Each day we’ve had a different weather profile. Day 1 hot and sunny, day 2 foggy and cool, today windy and cold but very sunny.
From Orrison we continued climbing up to the top of the Col Lepoeder but where the first day was steep switchbacks, this was more gentle. Plus, it was completely socked in with fog so you couldn’t see what you were walking into anyway so there was nothing to psych you out. Joycee kept saying it looked like a scene from Macbeth. Underfoot it was lovely and soft, a deep bed of leaves. But where mountain biking that sometimes implies slippery and greasy, here it was just spongy and forgiving. Getting up to the col was basically easy. And while the descent to Roncesvalles was steep, it was also quick. It felt like it was over in just an hour or so, although it wasn’t really, more like 5 hours? Not sure really. Time begins to run together a bit. In Roncesvalles we had our own room rather than the albergue. I’d read that this one had 180+ beds so I just presumed we wouldn’t get a lick of sleep. It turns out the spaces were divided into cubbies so better than I’d imagined. We had dinner and then went to a Pilgrim’s Mass which was very pretty although I didn’t follow much.
We’ve kind of found a group to walk with, loosely between 6 and 10 people from all over. Vivienne from Brazil by way of Ireland, Tony from Holland, Alejandra from D.C., Lori from Texas and a few others on and off. People are nice and wonderfully kind and loan first aid supplies freely. We were separated from the group for dinner last night but they nonetheless made a rezzy for us at the albergue where we are now.

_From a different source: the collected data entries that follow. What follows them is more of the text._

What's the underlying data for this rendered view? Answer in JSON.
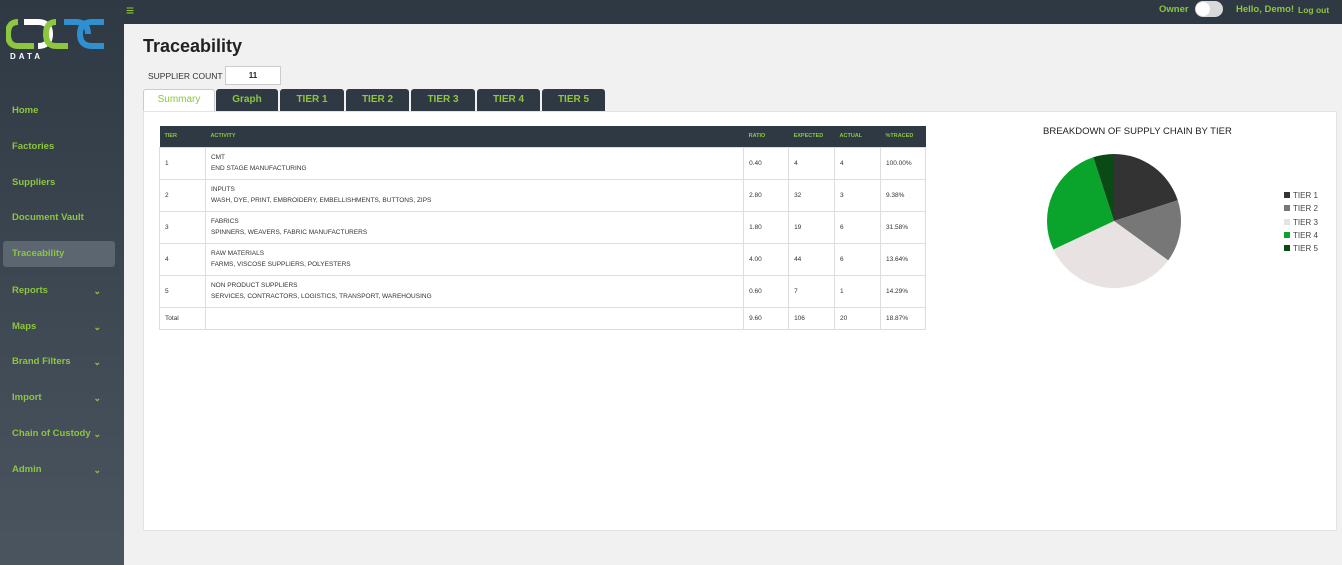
{
  "brand": {
    "logo_text": "DATA"
  },
  "topbar": {
    "owner_label": "Owner",
    "hello": "Hello, Demo!",
    "logout": "Log out"
  },
  "sidebar": {
    "items": [
      {
        "label": "Home",
        "has_chevron": false
      },
      {
        "label": "Factories",
        "has_chevron": false
      },
      {
        "label": "Suppliers",
        "has_chevron": false
      },
      {
        "label": "Document Vault",
        "has_chevron": false
      },
      {
        "label": "Traceability",
        "has_chevron": false,
        "active": true
      },
      {
        "label": "Reports",
        "has_chevron": true
      },
      {
        "label": "Maps",
        "has_chevron": true
      },
      {
        "label": "Brand Filters",
        "has_chevron": true
      },
      {
        "label": "Import",
        "has_chevron": true
      },
      {
        "label": "Chain of Custody",
        "has_chevron": true
      },
      {
        "label": "Admin",
        "has_chevron": true
      }
    ]
  },
  "main": {
    "title": "Traceability",
    "supplier_count_label": "SUPPLIER COUNT",
    "supplier_count_value": "11",
    "tabs": [
      "Summary",
      "Graph",
      "TIER 1",
      "TIER 2",
      "TIER 3",
      "TIER 4",
      "TIER 5"
    ],
    "active_tab": "Summary"
  },
  "table": {
    "headers": [
      "TIER",
      "ACTIVITY",
      "RATIO",
      "EXPECTED",
      "ACTUAL",
      "%TRACED"
    ],
    "rows": [
      {
        "tier": "1",
        "activity": "CMT",
        "detail": "END STAGE MANUFACTURING",
        "ratio": "0.40",
        "expected": "4",
        "actual": "4",
        "traced": "100.00%"
      },
      {
        "tier": "2",
        "activity": "INPUTS",
        "detail": "WASH, DYE, PRINT, EMBROIDERY, EMBELLISHMENTS, BUTTONS, ZIPS",
        "ratio": "2.80",
        "expected": "32",
        "actual": "3",
        "traced": "9.38%"
      },
      {
        "tier": "3",
        "activity": "FABRICS",
        "detail": "SPINNERS, WEAVERS, FABRIC MANUFACTURERS",
        "ratio": "1.80",
        "expected": "19",
        "actual": "6",
        "traced": "31.58%"
      },
      {
        "tier": "4",
        "activity": "RAW MATERIALS",
        "detail": "FARMS, VISCOSE SUPPLIERS, POLYESTERS",
        "ratio": "4.00",
        "expected": "44",
        "actual": "6",
        "traced": "13.64%"
      },
      {
        "tier": "5",
        "activity": "NON PRODUCT SUPPLIERS",
        "detail": "SERVICES, CONTRACTORS, LOGISTICS, TRANSPORT, WAREHOUSING",
        "ratio": "0.60",
        "expected": "7",
        "actual": "1",
        "traced": "14.29%"
      }
    ],
    "total": {
      "label": "Total",
      "ratio": "9.60",
      "expected": "106",
      "actual": "20",
      "traced": "18.87%"
    }
  },
  "chart_data": {
    "type": "pie",
    "title": "BREAKDOWN OF SUPPLY CHAIN BY TIER",
    "categories": [
      "TIER 1",
      "TIER 2",
      "TIER 3",
      "TIER 4",
      "TIER 5"
    ],
    "values": [
      20,
      15,
      33,
      27,
      5
    ],
    "colors": [
      "#333333",
      "#777777",
      "#e8e2e2",
      "#0aa32c",
      "#0a4a14"
    ],
    "legend_position": "right"
  },
  "colors": {
    "accent": "#8dc63f",
    "dark": "#2f3943"
  }
}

Today, day 3, was brutal. I found it much harder than yesterday. Partly because it was windy and chilly today. Layers on layers off all day. There was some climbing also, during which my knees started hurting. And finally, at the end was a long, long descent (5k) into Zubiri. Where yesterday was soft and spongy, today was granite strata, with a layer of loose granite on top, with some good roots or other trip obstacles thrown in for good measure. Broken ankle waiting to happen. I was super happy I was actually wearing boots, and that it wasn’t raining because I can hardly imagine that footing with a slick coating of rain on top. Everyone except Joycee was limping when we got here.
Tomorrow we’ll walk to Pamplona but it’s basically flat the whole way.